Thomas continued to work as a mentor with the YPL organization as it grew and took on new duties. Thomas appeared as LAGCOE Looey at the YPL’s clay shoot in 2014 — he was a judge in a cookoff affiliated with the event. For the second consecutive year, the YPL generated $100,000 in revenue, money that went to scholarships, higher education and training.

Thomas said LAGCOE’s growing footprint and progress has been a credit to its full-time staff and the YPL, which has injected new life into the 60-year-old organization. He said he enjoyed every moment he has spent with young people who are interested in oil and gas work or who are early in their careers.

Cring said that even as Thomas prepared to step down as LAGCOE Looey, he found new, valuable duties with the organization.

"His efforts to support both the industry and LAGCOE continue on as he is now one of the founding members of the newly established LAGCOE Oilfield Alumni committee, which seeks to pass on industry experience to the next generations,” Cring said.

Thomas said that committee was started by Cring, and will include five to 10 members — oilfield veterans whose knowledge and wisdom will help guide LAGCOE’s growth.

"It’s really like a think tank, a place to bounce ideas around,” Thomas said. "We get the ‘old heads’ together, and guide people, help people, do whatever needs to be done for LAGCOE.”

Formed in July, the group has met twice, and will meet again Monday.

This year, the alumni group will work with companies that fly people to LAGCOE from Houston, and will accommodate those visitors in small tour groups to maximize their time at the show.

"When the visitors arrive, we will give their people a tour. One YPL member, a student from the University of Louisiana at Lafayette or LSU student will lead a tour of five or six, take them to the right places.
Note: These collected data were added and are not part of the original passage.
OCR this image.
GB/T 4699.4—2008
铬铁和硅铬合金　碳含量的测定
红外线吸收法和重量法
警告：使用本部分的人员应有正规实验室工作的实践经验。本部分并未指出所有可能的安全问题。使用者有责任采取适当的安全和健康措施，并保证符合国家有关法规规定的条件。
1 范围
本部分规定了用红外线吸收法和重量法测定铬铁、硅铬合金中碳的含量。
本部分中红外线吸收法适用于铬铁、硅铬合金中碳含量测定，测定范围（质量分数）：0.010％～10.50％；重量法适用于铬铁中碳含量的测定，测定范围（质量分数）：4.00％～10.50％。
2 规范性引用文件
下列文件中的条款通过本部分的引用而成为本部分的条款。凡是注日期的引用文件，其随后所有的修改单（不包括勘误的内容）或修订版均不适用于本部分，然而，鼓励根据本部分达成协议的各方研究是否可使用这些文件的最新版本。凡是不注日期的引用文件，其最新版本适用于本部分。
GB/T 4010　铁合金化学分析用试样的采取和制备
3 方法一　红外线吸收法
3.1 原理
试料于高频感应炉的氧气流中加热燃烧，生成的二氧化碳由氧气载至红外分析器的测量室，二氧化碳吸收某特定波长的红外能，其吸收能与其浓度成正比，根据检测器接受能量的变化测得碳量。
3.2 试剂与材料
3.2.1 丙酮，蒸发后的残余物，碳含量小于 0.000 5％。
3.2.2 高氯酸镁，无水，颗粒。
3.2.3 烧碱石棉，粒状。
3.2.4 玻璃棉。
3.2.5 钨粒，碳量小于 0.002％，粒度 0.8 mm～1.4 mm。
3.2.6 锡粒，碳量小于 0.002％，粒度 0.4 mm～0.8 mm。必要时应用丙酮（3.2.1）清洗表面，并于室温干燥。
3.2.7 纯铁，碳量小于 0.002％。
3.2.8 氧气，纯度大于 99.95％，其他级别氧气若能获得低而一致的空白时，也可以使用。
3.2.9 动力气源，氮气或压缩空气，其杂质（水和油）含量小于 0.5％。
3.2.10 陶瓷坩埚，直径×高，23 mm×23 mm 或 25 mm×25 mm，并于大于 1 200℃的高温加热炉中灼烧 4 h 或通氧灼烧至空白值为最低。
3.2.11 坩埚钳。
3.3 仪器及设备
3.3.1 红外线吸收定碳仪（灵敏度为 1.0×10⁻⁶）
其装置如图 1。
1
"Our guides won’t have to look around, find out where to go and who they need to talk with. They’ll know. That way they can speed up and direct these visitors to right place,” Thomas said.

Thomas said he’s proud of his two-year tenure as LAGCOE Looey.

"I think I did a lot more as LAGCOE Looey than most of the previous people, but that was because I was involved with LAGCOE as a former chairman and co-chair. A lot of things I did I’d have done anyway. But when you put the hat on, it’s like you’re specially going to visit those people,” he said.

He said he talked with Dwight "Bo” Ramsay, LAGCOE Looey 2011, before he assumed the role and has talked with Charlie Moncla, LAGCOE Looey 2015, to pass along his knowledge.

"Charlie and I are close,” he said. "I told him everything I did at LAGCOE 2013.

"I really had fun with it. It was great.”